Читаем Дневники св. Николая Японского. Том II полностью

С семи часов Литургия заупокойная, потом панихида; пели ту и другую оба хора; чашек с кутьей было на четыре столика и четыре классных длинных стола из школы; христиан в Церкви много; стояли за панихидой с купленными свечами; поминовение имен было разделено между всеми дьяконами, на все эктении; таким образом каждое имя произнесено было вслух молившихся; священники же на возгласах громко произносили столько имен, сколько осталось от тайного чтения после диаконов тех списков, которые иподиакон Кавамура передавал им. После службы священнослужащие с христианами отправились на кладбища, распределив служение на два дня, так как сегодня задень не успеть. К сожалению, дождь, не переставая, идет все время: день и ночь.

Иван Акимович Сенума пришел и говорит:

— Ученики не перестают волноваться и хотят, чтобы публично нанесенное оскорбление коочёо Семинарии было публично и снято.

— Что ж, и в этом они правы. Только публичность не должна простираться дальше малого круга читателей «Уранисики». Напишите статью, исправляющую ложный взгляд на основание брака, заключающийся в № 65. (И продиктовал ему вышеизложенные мысли, вчера толкованные учительницам). Этого и довольно; статью поместить в следующем номере «Уранисики»; личных намеков в ней никаких не должно быть; тон — спокойный, учительный. Это и будет то, чего желают ученики, и что, действительно, хорошо сделать.

— Не поговорите ли сами с учениками, чтобы успокоить их?

— Довольно пока и вашего авторитета. Разъясните им все, что я сказал, и скажите, чтобы были благоразумны.

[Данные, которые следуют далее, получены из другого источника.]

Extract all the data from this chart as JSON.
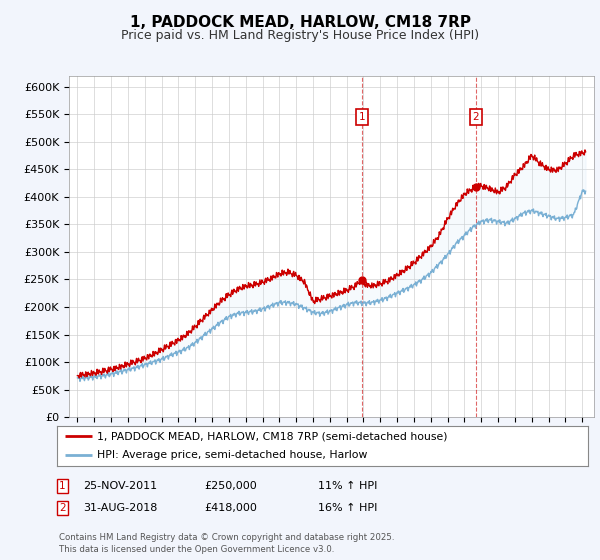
{
  "title": "1, PADDOCK MEAD, HARLOW, CM18 7RP",
  "subtitle": "Price paid vs. HM Land Registry's House Price Index (HPI)",
  "ylim": [
    0,
    620000
  ],
  "yticks": [
    0,
    50000,
    100000,
    150000,
    200000,
    250000,
    300000,
    350000,
    400000,
    450000,
    500000,
    550000,
    600000
  ],
  "ytick_labels": [
    "£0",
    "£50K",
    "£100K",
    "£150K",
    "£200K",
    "£250K",
    "£300K",
    "£350K",
    "£400K",
    "£450K",
    "£500K",
    "£550K",
    "£600K"
  ],
  "line1_color": "#cc0000",
  "line2_color": "#7ab0d4",
  "fill_color": "#d0e4f7",
  "background_color": "#f2f5fc",
  "plot_bg_color": "#ffffff",
  "grid_color": "#cccccc",
  "legend1_label": "1, PADDOCK MEAD, HARLOW, CM18 7RP (semi-detached house)",
  "legend2_label": "HPI: Average price, semi-detached house, Harlow",
  "event1_date": "25-NOV-2011",
  "event1_price": "£250,000",
  "event1_hpi": "11% ↑ HPI",
  "event2_date": "31-AUG-2018",
  "event2_price": "£418,000",
  "event2_hpi": "16% ↑ HPI",
  "footer": "Contains HM Land Registry data © Crown copyright and database right 2025.\nThis data is licensed under the Open Government Licence v3.0.",
  "event1_x": 2011.92,
  "event2_x": 2018.67,
  "event1_y_price": 250000,
  "event2_y_price": 418000,
  "xlim_start": 1994.5,
  "xlim_end": 2025.7,
  "hpi_t": [
    1995.0,
    1995.5,
    1996.0,
    1996.5,
    1997.0,
    1997.5,
    1998.0,
    1998.5,
    1999.0,
    1999.5,
    2000.0,
    2000.5,
    2001.0,
    2001.5,
    2002.0,
    2002.5,
    2003.0,
    2003.5,
    2004.0,
    2004.5,
    2005.0,
    2005.5,
    2006.0,
    2006.5,
    2007.0,
    2007.5,
    2008.0,
    2008.5,
    2009.0,
    2009.5,
    2010.0,
    2010.5,
    2011.0,
    2011.5,
    2012.0,
    2012.5,
    2013.0,
    2013.5,
    2014.0,
    2014.5,
    2015.0,
    2015.5,
    2016.0,
    2016.5,
    2017.0,
    2017.5,
    2018.0,
    2018.5,
    2019.0,
    2019.5,
    2020.0,
    2020.5,
    2021.0,
    2021.5,
    2022.0,
    2022.5,
    2023.0,
    2023.5,
    2024.0,
    2024.5,
    2025.0
  ],
  "hpi_v": [
    70000,
    71000,
    73000,
    75000,
    78000,
    82000,
    86000,
    90000,
    95000,
    100000,
    105000,
    112000,
    118000,
    125000,
    135000,
    148000,
    160000,
    172000,
    182000,
    188000,
    190000,
    192000,
    196000,
    202000,
    208000,
    208000,
    205000,
    198000,
    190000,
    188000,
    192000,
    198000,
    204000,
    208000,
    207000,
    208000,
    212000,
    218000,
    225000,
    232000,
    240000,
    250000,
    262000,
    278000,
    295000,
    315000,
    330000,
    345000,
    355000,
    358000,
    355000,
    352000,
    360000,
    370000,
    375000,
    370000,
    365000,
    360000,
    362000,
    368000,
    410000
  ],
  "price_t": [
    1995.0,
    1995.5,
    1996.0,
    1996.5,
    1997.0,
    1997.5,
    1998.0,
    1998.5,
    1999.0,
    1999.5,
    2000.0,
    2000.5,
    2001.0,
    2001.5,
    2002.0,
    2002.5,
    2003.0,
    2003.5,
    2004.0,
    2004.5,
    2005.0,
    2005.5,
    2006.0,
    2006.5,
    2007.0,
    2007.5,
    2008.0,
    2008.5,
    2009.0,
    2009.5,
    2010.0,
    2010.5,
    2011.0,
    2011.5,
    2011.92,
    2012.0,
    2012.5,
    2013.0,
    2013.5,
    2014.0,
    2014.5,
    2015.0,
    2015.5,
    2016.0,
    2016.5,
    2017.0,
    2017.5,
    2018.0,
    2018.67,
    2019.0,
    2019.5,
    2020.0,
    2020.5,
    2021.0,
    2021.5,
    2022.0,
    2022.5,
    2023.0,
    2023.5,
    2024.0,
    2024.5,
    2025.0
  ],
  "price_v": [
    76000,
    78000,
    80000,
    83000,
    87000,
    91000,
    96000,
    101000,
    107000,
    114000,
    122000,
    131000,
    140000,
    150000,
    164000,
    180000,
    195000,
    210000,
    222000,
    232000,
    238000,
    240000,
    245000,
    252000,
    260000,
    263000,
    258000,
    245000,
    210000,
    215000,
    220000,
    225000,
    230000,
    238000,
    250000,
    242000,
    238000,
    242000,
    248000,
    258000,
    268000,
    280000,
    295000,
    310000,
    330000,
    360000,
    385000,
    405000,
    418000,
    420000,
    415000,
    408000,
    418000,
    440000,
    455000,
    475000,
    460000,
    450000,
    448000,
    460000,
    475000,
    480000
  ]
}
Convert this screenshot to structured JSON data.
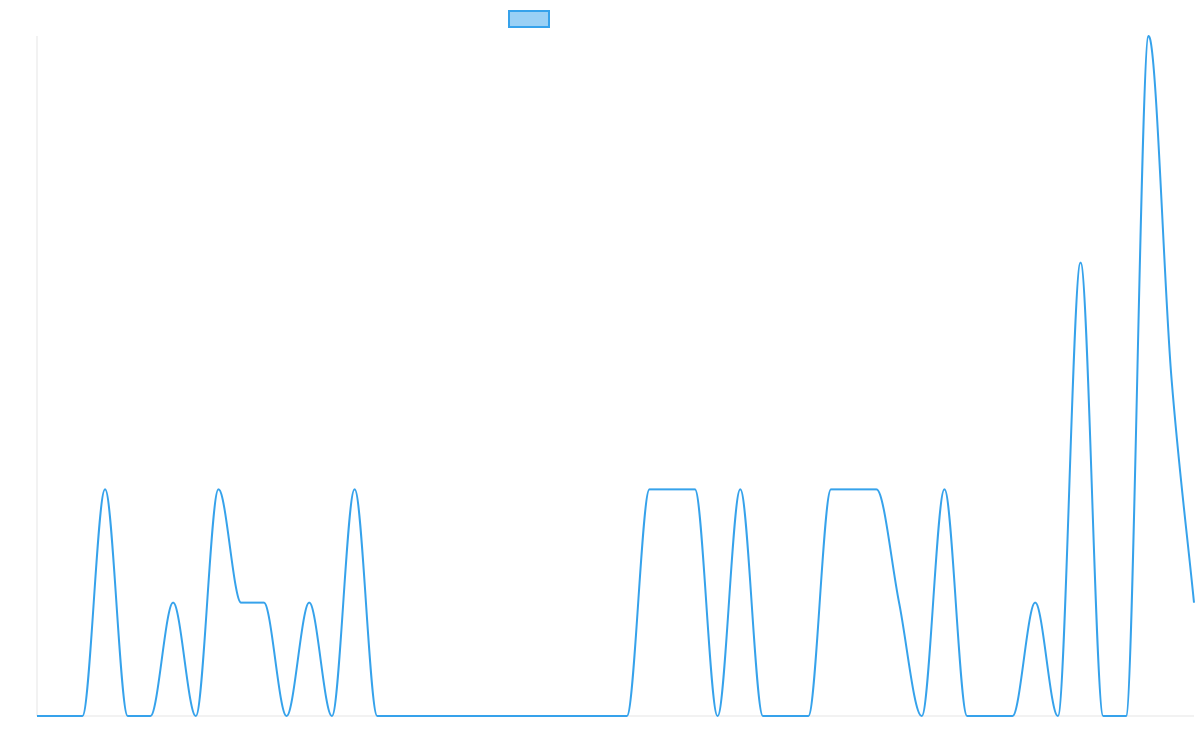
{
  "chart_data": {
    "type": "line",
    "x": [
      0,
      1,
      2,
      3,
      4,
      5,
      6,
      7,
      8,
      9,
      10,
      11,
      12,
      13,
      14,
      15,
      16,
      17,
      18,
      19,
      20,
      21,
      22,
      23,
      24,
      25,
      26,
      27,
      28,
      29,
      30,
      31,
      32,
      33,
      34,
      35,
      36,
      37,
      38,
      39,
      40,
      41,
      42,
      43,
      44,
      45,
      46,
      47,
      48,
      49,
      50,
      51
    ],
    "series": [
      {
        "name": "",
        "values": [
          0,
          0,
          0,
          2,
          0,
          0,
          1,
          0,
          2,
          1,
          1,
          0,
          1,
          0,
          2,
          0,
          0,
          0,
          0,
          0,
          0,
          0,
          0,
          0,
          0,
          0,
          0,
          2,
          2,
          2,
          0,
          2,
          0,
          0,
          0,
          2,
          2,
          2,
          1,
          0,
          2,
          0,
          0,
          0,
          1,
          0,
          4,
          0,
          0,
          6,
          3,
          1
        ]
      }
    ],
    "ylim": [
      0,
      6
    ],
    "grid": false,
    "legend": "top-center",
    "colors": {
      "line": "#36a2eb",
      "legend_fill": "#9ad0f5",
      "axis": "#e6e6e6"
    }
  }
}
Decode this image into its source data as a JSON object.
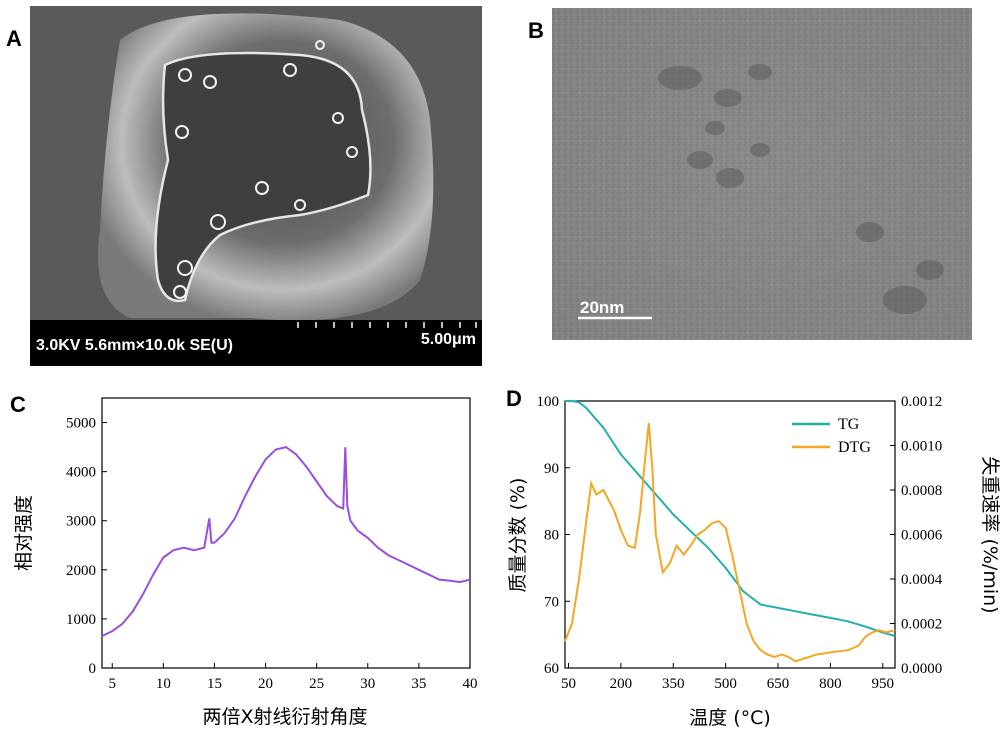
{
  "panels": {
    "a": {
      "label": "A",
      "info_bar": "3.0KV 5.6mm×10.0k SE(U)",
      "scale_bar": "5.00μm"
    },
    "b": {
      "label": "B",
      "scale_bar": "20nm"
    },
    "c": {
      "label": "C"
    },
    "d": {
      "label": "D"
    }
  },
  "colors": {
    "xrd_line": "#9b4de0",
    "tg_line": "#20b2aa",
    "dtg_line": "#f5a623"
  },
  "chart_data": [
    {
      "type": "line",
      "panel": "C",
      "title": "",
      "xlabel": "两倍X射线衍射角度",
      "ylabel": "相对强度",
      "xlim": [
        4,
        40
      ],
      "ylim": [
        0,
        5500
      ],
      "xticks": [
        5,
        10,
        15,
        20,
        25,
        30,
        35,
        40
      ],
      "yticks": [
        0,
        1000,
        2000,
        3000,
        4000,
        5000
      ],
      "grid": false,
      "series": [
        {
          "x": [
            4,
            5,
            6,
            7,
            8,
            9,
            10,
            11,
            12,
            13,
            14,
            14.5,
            14.7,
            15,
            16,
            17,
            18,
            19,
            20,
            21,
            22,
            23,
            24,
            25,
            26,
            27,
            27.6,
            27.8,
            28.0,
            28.3,
            29,
            30,
            31,
            32,
            33,
            34,
            35,
            36,
            37,
            38,
            39,
            40
          ],
          "y": [
            650,
            750,
            900,
            1150,
            1500,
            1900,
            2250,
            2400,
            2450,
            2400,
            2450,
            3050,
            2550,
            2550,
            2750,
            3050,
            3500,
            3900,
            4250,
            4450,
            4500,
            4350,
            4100,
            3800,
            3500,
            3300,
            3250,
            4500,
            3300,
            3000,
            2800,
            2650,
            2450,
            2300,
            2200,
            2100,
            2000,
            1900,
            1800,
            1780,
            1750,
            1800
          ]
        }
      ]
    },
    {
      "type": "line",
      "panel": "D",
      "title": "",
      "xlabel": "温度 (°C)",
      "ylabel": "质量分数 (%)",
      "ylabel_right": "失重速率 (%/min)",
      "xlim": [
        40,
        985
      ],
      "ylim": [
        60,
        100
      ],
      "ylim_right": [
        0,
        0.0012
      ],
      "xticks": [
        50,
        200,
        350,
        500,
        650,
        800,
        950
      ],
      "yticks": [
        60,
        70,
        80,
        90,
        100
      ],
      "yticks_right": [
        "0.0000",
        "0.0002",
        "0.0004",
        "0.0006",
        "0.0008",
        "0.0010",
        "0.0012"
      ],
      "grid": false,
      "legend_position": "top-right",
      "series": [
        {
          "name": "TG",
          "axis": "left",
          "x": [
            40,
            60,
            80,
            100,
            150,
            200,
            250,
            300,
            350,
            400,
            450,
            500,
            550,
            600,
            650,
            700,
            750,
            800,
            850,
            900,
            950,
            985
          ],
          "y": [
            100,
            100,
            99.8,
            99,
            96,
            92,
            89,
            86,
            83,
            80.5,
            78,
            75,
            71.5,
            69.5,
            69,
            68.5,
            68,
            67.5,
            67,
            66.2,
            65.3,
            64.8
          ]
        },
        {
          "name": "DTG",
          "axis": "right",
          "x": [
            40,
            60,
            80,
            100,
            115,
            130,
            150,
            180,
            200,
            220,
            240,
            255,
            270,
            280,
            290,
            300,
            320,
            340,
            360,
            380,
            400,
            420,
            440,
            460,
            480,
            500,
            520,
            540,
            560,
            580,
            600,
            620,
            640,
            660,
            680,
            700,
            720,
            760,
            800,
            850,
            880,
            900,
            920,
            940,
            960,
            985
          ],
          "y": [
            0.00012,
            0.0002,
            0.0004,
            0.00065,
            0.00083,
            0.00078,
            0.0008,
            0.00071,
            0.00062,
            0.00055,
            0.00054,
            0.0007,
            0.00095,
            0.0011,
            0.0009,
            0.0006,
            0.00043,
            0.00047,
            0.00055,
            0.00051,
            0.00055,
            0.0006,
            0.00062,
            0.00065,
            0.00066,
            0.00063,
            0.0005,
            0.00035,
            0.0002,
            0.00012,
            8e-05,
            6e-05,
            5e-05,
            6e-05,
            5e-05,
            3e-05,
            4e-05,
            6e-05,
            7e-05,
            8e-05,
            0.0001,
            0.00014,
            0.00016,
            0.00017,
            0.00016,
            0.00017
          ]
        }
      ]
    }
  ]
}
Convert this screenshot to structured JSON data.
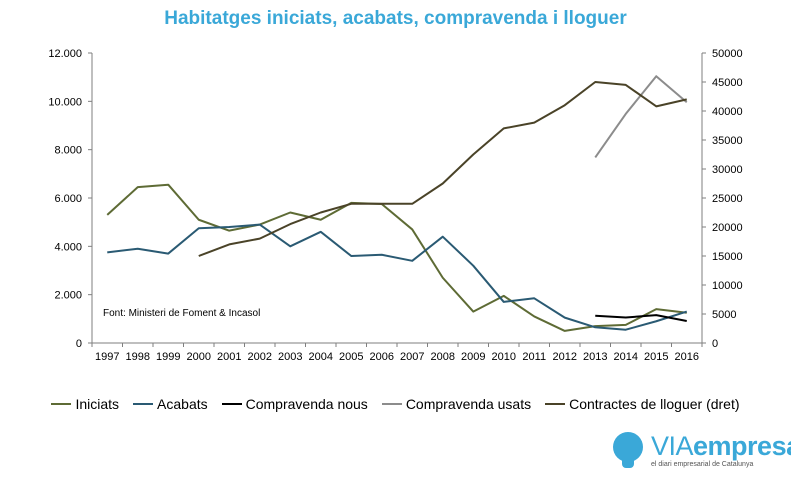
{
  "colors": {
    "title": "#3aa8d8",
    "axis": "#7f7f7f",
    "brand_primary": "#3aa8d8",
    "brand_secondary": "#3aa8d8"
  },
  "brand": {
    "name_part1": "VIA",
    "name_part2": "empresa",
    "tagline": "el diari empresarial de Catalunya",
    "icon": "lightbulb-icon"
  },
  "chart_data": {
    "type": "line",
    "title": "Habitatges iniciats, acabats, compravenda i lloguer",
    "source_note": "Font: Ministeri de Foment & Incasol",
    "categories": [
      "1997",
      "1998",
      "1999",
      "2000",
      "2001",
      "2002",
      "2003",
      "2004",
      "2005",
      "2006",
      "2007",
      "2008",
      "2009",
      "2010",
      "2011",
      "2012",
      "2013",
      "2014",
      "2015",
      "2016"
    ],
    "y_left": {
      "range": [
        0,
        12000
      ],
      "ticks": [
        0,
        2000,
        4000,
        6000,
        8000,
        10000,
        12000
      ],
      "tick_labels": [
        "0",
        "2.000",
        "4.000",
        "6.000",
        "8.000",
        "10.000",
        "12.000"
      ]
    },
    "y_right": {
      "range": [
        0,
        50000
      ],
      "ticks": [
        0,
        5000,
        10000,
        15000,
        20000,
        25000,
        30000,
        35000,
        40000,
        45000,
        50000
      ],
      "tick_labels": [
        "0",
        "5000",
        "10000",
        "15000",
        "20000",
        "25000",
        "30000",
        "35000",
        "40000",
        "45000",
        "50000"
      ]
    },
    "grid": false,
    "legend_position": "bottom",
    "series": [
      {
        "name": "Iniciats",
        "axis": "left",
        "color": "#5e6b35",
        "values": [
          5300,
          6450,
          6550,
          5100,
          4650,
          4900,
          5400,
          5100,
          5800,
          5750,
          4700,
          2700,
          1300,
          1950,
          1100,
          500,
          700,
          750,
          1400,
          1250
        ]
      },
      {
        "name": "Acabats",
        "axis": "left",
        "color": "#2a5a73",
        "values": [
          3750,
          3900,
          3700,
          4750,
          4800,
          4900,
          4000,
          4600,
          3600,
          3650,
          3400,
          4400,
          3200,
          1700,
          1850,
          1050,
          650,
          550,
          900,
          1300
        ]
      },
      {
        "name": "Compravenda nous",
        "axis": "right",
        "color": "#000000",
        "values": [
          null,
          null,
          null,
          null,
          null,
          null,
          null,
          null,
          null,
          null,
          null,
          null,
          null,
          null,
          null,
          null,
          4700,
          4400,
          4800,
          3800
        ]
      },
      {
        "name": "Compravenda usats",
        "axis": "right",
        "color": "#8c8c8c",
        "values": [
          null,
          null,
          null,
          null,
          null,
          null,
          null,
          null,
          null,
          null,
          null,
          null,
          null,
          null,
          null,
          null,
          32000,
          39500,
          46000,
          41500
        ]
      },
      {
        "name": "Contractes de lloguer (dret)",
        "axis": "right",
        "color": "#4a4328",
        "values": [
          null,
          null,
          null,
          15000,
          17000,
          18000,
          20500,
          22500,
          24000,
          24000,
          24000,
          27500,
          32500,
          37000,
          38000,
          41000,
          45000,
          44500,
          40800,
          42000
        ]
      }
    ]
  }
}
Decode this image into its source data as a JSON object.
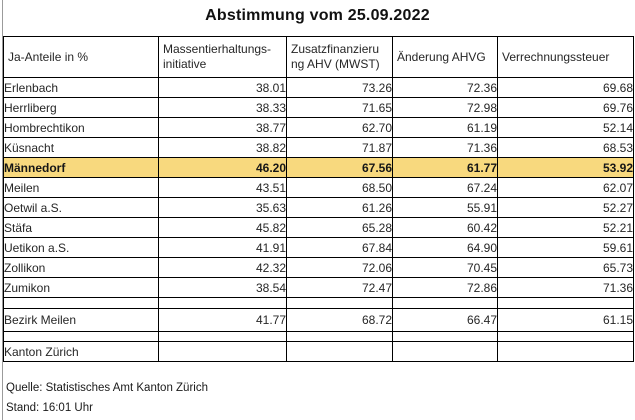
{
  "title": "Abstimmung vom 25.09.2022",
  "table": {
    "corner_label": "Ja-Anteile in %",
    "columns": [
      "Massentierhaltungs-\ninitiative",
      "Zusatzfinanzieru\nng AHV (MWST)",
      "Änderung AHVG",
      "Verrechnungssteuer"
    ],
    "highlight_color": "#F8D97E",
    "rows": [
      {
        "name": "Erlenbach",
        "values": [
          "38.01",
          "73.26",
          "72.36",
          "69.68"
        ]
      },
      {
        "name": "Herrliberg",
        "values": [
          "38.33",
          "71.65",
          "72.98",
          "69.76"
        ]
      },
      {
        "name": "Hombrechtikon",
        "values": [
          "38.77",
          "62.70",
          "61.19",
          "52.14"
        ]
      },
      {
        "name": "Küsnacht",
        "values": [
          "38.82",
          "71.87",
          "71.36",
          "68.53"
        ]
      },
      {
        "name": "Männedorf",
        "values": [
          "46.20",
          "67.56",
          "61.77",
          "53.92"
        ],
        "highlight": true
      },
      {
        "name": "Meilen",
        "values": [
          "43.51",
          "68.50",
          "67.24",
          "62.07"
        ]
      },
      {
        "name": "Oetwil a.S.",
        "values": [
          "35.63",
          "61.26",
          "55.91",
          "52.27"
        ]
      },
      {
        "name": "Stäfa",
        "values": [
          "45.82",
          "65.28",
          "60.42",
          "52.21"
        ]
      },
      {
        "name": "Uetikon a.S.",
        "values": [
          "41.91",
          "67.84",
          "64.90",
          "59.61"
        ]
      },
      {
        "name": "Zollikon",
        "values": [
          "42.32",
          "72.06",
          "70.45",
          "65.73"
        ]
      },
      {
        "name": "Zumikon",
        "values": [
          "38.54",
          "72.47",
          "72.86",
          "71.36"
        ]
      },
      {
        "separator": true
      },
      {
        "name": "Bezirk Meilen",
        "values": [
          "41.77",
          "68.72",
          "66.47",
          "61.15"
        ],
        "tall": true
      },
      {
        "separator": true,
        "small": true
      },
      {
        "name": "Kanton Zürich",
        "values": [
          "",
          "",
          "",
          ""
        ]
      }
    ]
  },
  "footer": {
    "source": "Quelle: Statistisches Amt Kanton Zürich",
    "status": "Stand: 16:01 Uhr"
  }
}
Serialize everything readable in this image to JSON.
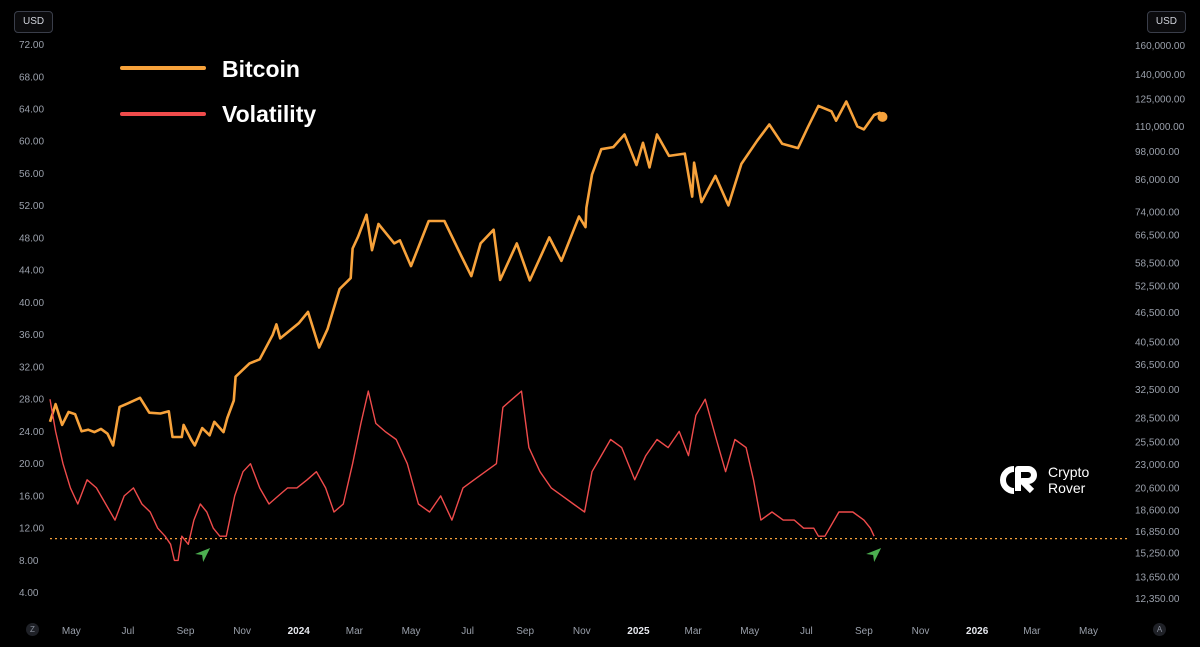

Секретарь Нумабе потом изумил меня известием, что, тогда как другие учительницы приняли вчерашнее мое вразумление, Надежда Такахаси, напротив, еще больше ожесточилась; упорно отстаивает свою статью (она под псевдонимом, но теперь выяснилось, что Надежда писала ее) и со злости и упорства слегла в постель. Нумабе, слыша все это от Анны — начальницы, сказал, как свое мнение, что, вероятно, Надежде придется оставить школу, если она противится в деле учения епископу. Вот уж неожиданность! Двенадцати лет взятая в школу и уже двенадцать лет служащая учительницею в ней; отказавшая многим женихам из желания посвятить себя на служение Богу; всегда примерная в поведении, очень любящая учениц и нежно заботящаяся о них; никогда дурного слова от меня не слышавшая, напротив, всегда уважаемая и приветствуемая, всегда ставимая в пример другим и служившая предметом похвалы и доброго слова пред русскими христианами; бывшая такою смиренницею, такою благочестивою, — эта девушка — ныне точно помешавшаяся от злобы к бывшей подруге — Елене, и от упорства в своей неправде! Думал я, что это — разлад их временный, легкий, — скоро все пройдет и станет по–прежнему; Анна–старуха говорила: «Предоставьте мне, — я помирю их, — не входите сами в это дело». Оказывается, что наше с ней знание людей — гроша не стоит! Век живи, век учись. Надежда Такахаси — новый вид, о который сокрушилась наша опытность и наша самоуверенность.

Посмотрим, что дальше с нею будет. Щадить ее постараемся всячески. Быть может, Господь и изженет из нее духа злобы и гордости. — Э–эх, и женский монастырь здесь нужен! Вот таких бы под начало строгим подвижницам, чтобы умертвить их ветхого человека, их собственную греховную волю. Мы–то сделали ли это? И как могли сделать? Учения ли им мало? Куда! На память все знают, и других учат, и поют, — вечно в устах их и в головах их, но — в волю–то не перешло, в поведении не испробовано и не осуществляемо, оттого, как что–либо необычное, — какой–нибудь камешек на гладкой дотоле дороге их, — и спотыкаются, и падают, и в бессилии лежат и ноют, как теперь Надежда на своей постели.


14/26 апреля 1898. Вторник.

Начались классы у учащихся, а у нас с Накаем исправление перевода Священного Писания.

Прочитано после обеда множество писем из провинциальных Церквей.

В Хамамацу доктор Моисей Оота отдал свой дом для церковного употребления, почему о. Матфей просит написать Моисею благодарственное письмо и послать большую икону для церковного дома.

Для Ханамаки о. Борис просит опять послать скорее Петра Ока (едва ли возможно). — Лука Хироока, катихизатор в Суцу, несправедливо обвиняется Елисеем Эндо в запущении церковного дома, — пишет о. Николай Сакурай; «Эндо — плохой христианин, уже известный своею неуживчивостию и дрязгами». —

В Одавара сто пятьдесят человек было на пасхальном богослужении, в Катаока сорок, — пишет о. Петр Кано (хорошо, если правда). И прочее, и прочее.